Carol Lippencott standing in front of one of The Warren Store's vintage refrigerators.

When The Warren Store was a stagecoach stop and inn, the horses would be housed behind the building in the attached barn. About 1918 Roy Long bought the business. It is said that during the Great Depression he bartered land for groceries when his neighbors couldn’t afford food. Much of the land between Warren around West Hill and Sugarbush was his. He owned the store for 52 years -- until 1970 when it was bought by Carol Lippincott. This is part two of the interview with Jon and Pam Rickard, Lippincott’s children.


Valley Reporter Article June 28, 1990.

By Kate Overbeck

Where in The Valley can you find silks from Thailand, jewelry from Turkey, imported olive oils, and a couple of cans of ravioli all under the same roof? Ask any local, and you will probably be directed to The Warren Store. The sign in front of the store reads “Provisions,” but after 20 years in business, store owner Carol Lippincott is quick to explain that she offers more than that.

“We are a grocery, so we like to have enough stuff on hand to make a complete meal, but we offer everything from exotic to everyday kinds of things,” Lippincott states. We also carry a variety of retail clothing including clothing for men and women, children’s toys, jewelry, and housewares. I like to offer one-of-a-kind crafts from around the world, things you don’t see anywhere else.


Lippincott attributes her interest in distinctive items to her art background which she says led her to “an appreciation of the beautiful things people make everywhere.” She studied art in New York City and later took up painting, an avocation for which she has little time now.

When Lippincott moved from Boston to The Valley 20 years ago, she had no intentions of being a store owner. Initially, she came for the skiing, but she stayed because she appreciated the quality of life.  “It’s a wonderful place to live. My hat is off to those planners who have protected it. Sometimes I think the community views businesspeople as only interested in business, but I don’t think it’s a main thrust for me. I have a feeling many businesspeople came here for the same reason I did, and business is secondary.”


According to Lippincott, The Warren Store was, “One usable room in a dilapidated building” when she bought it. She immediately added a deli and a bakery, a concession owned by Warren resident, Tim Owens.

Customers, however, were hard to find. “In those early days there were almost no customers. I often left the store unattended and went out to play baseball and other games with people in town,” Lippincott recalls. “I started fixing it up one room at a time and business picked up.”

In 1973, Lippincott opened the upstairs store and gradually began offering various retail items. About 10 years ago she opened the outdoor deck.


The Valley Reporter April 2001

Carol Lippincott, longtime resident Warren and owner of The Warren Store, died April 12, 2001, at home with her family after a short illness.

She owned and operated the store for 31 years. The store was a popular gathering spot for residents as well as visitors to The Valley. For many years the store has been a central part of the Warren annual Fourth of July celebration.

Carol was born in 1928 in Jamshedpur, India, and attended Moravian College.

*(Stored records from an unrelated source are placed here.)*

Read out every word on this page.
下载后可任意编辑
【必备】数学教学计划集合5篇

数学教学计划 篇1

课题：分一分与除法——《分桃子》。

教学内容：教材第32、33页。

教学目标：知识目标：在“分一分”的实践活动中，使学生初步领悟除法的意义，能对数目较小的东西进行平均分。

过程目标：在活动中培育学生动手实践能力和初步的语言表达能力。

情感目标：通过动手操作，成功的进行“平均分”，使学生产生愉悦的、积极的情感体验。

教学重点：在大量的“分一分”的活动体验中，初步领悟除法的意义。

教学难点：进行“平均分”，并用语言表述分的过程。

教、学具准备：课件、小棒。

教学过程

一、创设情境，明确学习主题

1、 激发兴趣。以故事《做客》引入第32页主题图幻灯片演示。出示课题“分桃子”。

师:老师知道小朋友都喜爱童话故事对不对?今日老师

Back to Jon and Pam Rickard:

Pam: Just by nature Mom was visionary and charismatic. She created a cool place. Mom had an aesthetic that was comprehensive in nature. She always sold what she liked and not what she thought she should sell.

Jon: Except for that first year. She sold a lot of Schlitz.

Pam: She found suppliers that could get her things that other people in Vermont couldn’t. She brought me with her to fancy food shows in Boston and New York. After a while she’d go to LA too.

Jon: Later, when she was more successful and could travel, she would buy things from all over the world. India, South America, China -- she’d bring an empty suitcase and buy things.

By the 80s and 90s customers lapped it up.